Thoughts on Science
I have recently been spending quite a bit of time on data sharing. It is something I hadn't really considered much in the past, but as I collect more and more data, it is a concept that comes closer to the forefront for me. Come to think of it, this should have been more in the forefront of my mind, since the data shared from all of the amazing Missouri Stream Team volunteers has been foundational to my entire PhD journey.
Part of the work that I've been doing in the past three years has been funded by an EPA Urban Waters Grant. One of the stipulations of the grant was that the data I collected would be uploaded to their database, called STORET (or WQX). I had used data from STORET in the past when I worked for the Iowa Department of Natural Resources, so I was familiar with the site.
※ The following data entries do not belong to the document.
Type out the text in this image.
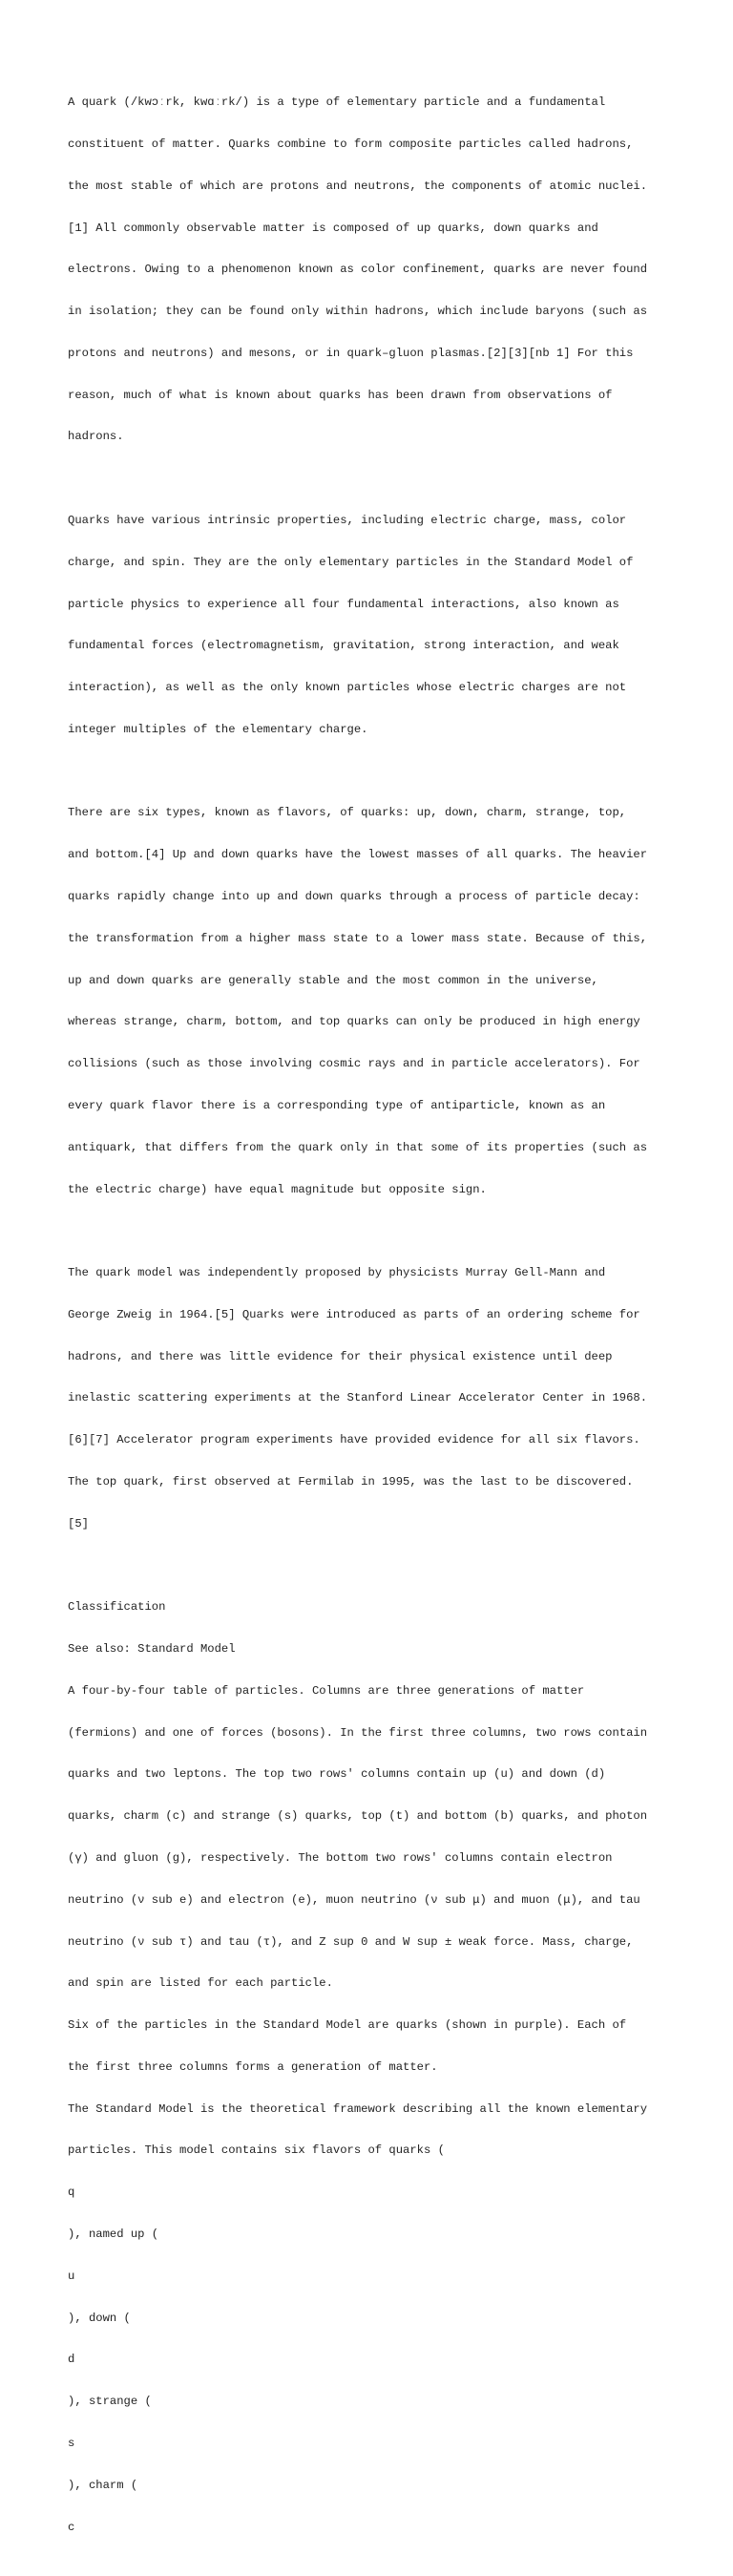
A quark (/kwɔːrk, kwɑːrk/) is a type of elementary particle and a fundamental

constituent of matter. Quarks combine to form composite particles called hadrons,

the most stable of which are protons and neutrons, the components of atomic nuclei.

[1] All commonly observable matter is composed of up quarks, down quarks and

electrons. Owing to a phenomenon known as color confinement, quarks are never found

in isolation; they can be found only within hadrons, which include baryons (such as

protons and neutrons) and mesons, or in quark–gluon plasmas.[2][3][nb 1] For this

reason, much of what is known about quarks has been drawn from observations of

hadrons.

Quarks have various intrinsic properties, including electric charge, mass, color

charge, and spin. They are the only elementary particles in the Standard Model of

particle physics to experience all four fundamental interactions, also known as

fundamental forces (electromagnetism, gravitation, strong interaction, and weak

interaction), as well as the only known particles whose electric charges are not

integer multiples of the elementary charge.

There are six types, known as flavors, of quarks: up, down, charm, strange, top,

and bottom.[4] Up and down quarks have the lowest masses of all quarks. The heavier

quarks rapidly change into up and down quarks through a process of particle decay:

the transformation from a higher mass state to a lower mass state. Because of this,

up and down quarks are generally stable and the most common in the universe,

whereas strange, charm, bottom, and top quarks can only be produced in high energy

collisions (such as those involving cosmic rays and in particle accelerators). For

every quark flavor there is a corresponding type of antiparticle, known as an

antiquark, that differs from the quark only in that some of its properties (such as

the electric charge) have equal magnitude but opposite sign.

The quark model was independently proposed by physicists Murray Gell-Mann and

George Zweig in 1964.[5] Quarks were introduced as parts of an ordering scheme for

hadrons, and there was little evidence for their physical existence until deep

inelastic scattering experiments at the Stanford Linear Accelerator Center in 1968.

[6][7] Accelerator program experiments have provided evidence for all six flavors.

The top quark, first observed at Fermilab in 1995, was the last to be discovered.

[5]

Classification

See also: Standard Model

A four-by-four table of particles. Columns are three generations of matter

(fermions) and one of forces (bosons). In the first three columns, two rows contain

quarks and two leptons. The top two rows' columns contain up (u) and down (d)

quarks, charm (c) and strange (s) quarks, top (t) and bottom (b) quarks, and photon

(γ) and gluon (g), respectively. The bottom two rows' columns contain electron

neutrino (ν sub e) and electron (e), muon neutrino (ν sub μ) and muon (μ), and tau

neutrino (ν sub τ) and tau (τ), and Z sup 0 and W sup ± weak force. Mass, charge,

and spin are listed for each particle.

Six of the particles in the Standard Model are quarks (shown in purple). Each of

the first three columns forms a generation of matter.

The Standard Model is the theoretical framework describing all the known elementary

particles. This model contains six flavors of quarks (

q

), named up (

u

), down (

d

), strange (

s

), charm (

c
Unfortunately, my current dataset includes Excel spreadsheets for 50 combinations of site and measurement parameter; nearly all of these files have over 70,000 records! That is a lot of data to upload. After several attempts to upload the data and a series of long phone calls with a tremendously helpful EPA staff member, we came up with a reasonable solution for putting the data into the system. I ended up using their data template to upload about 4% of the data (one data point for every 2 hours instead of one every 5 minutes) and a link to a file that has the full data set.
A later conversation revealed that they are still working to improve the interface; it seems that EPA's data storage technology has not quite kept pace with the advances in data logging. While this may be understandable given both the bureaucratic/political constraints and the breadth of high-priority work being done by EPA, I see this as a major flaw in an agency that needs a lot of data to operate properly. As we are in an era of "big data," it seems that having access to mid and long term, high-frequency data sets would be up near the top of the list. Since one of the priorities of the Urban Waters Federal Partnership is to take advantage of the overlapping interests of the many federal agencies that intersect in this realm (e.g., EPA, USACE, HUD, CDC, FEMA, NOAA, USDA), maybe they can partner with the National Science Foundation to modernize their data handling with an eye to the next anticipated breakthroughs in technology.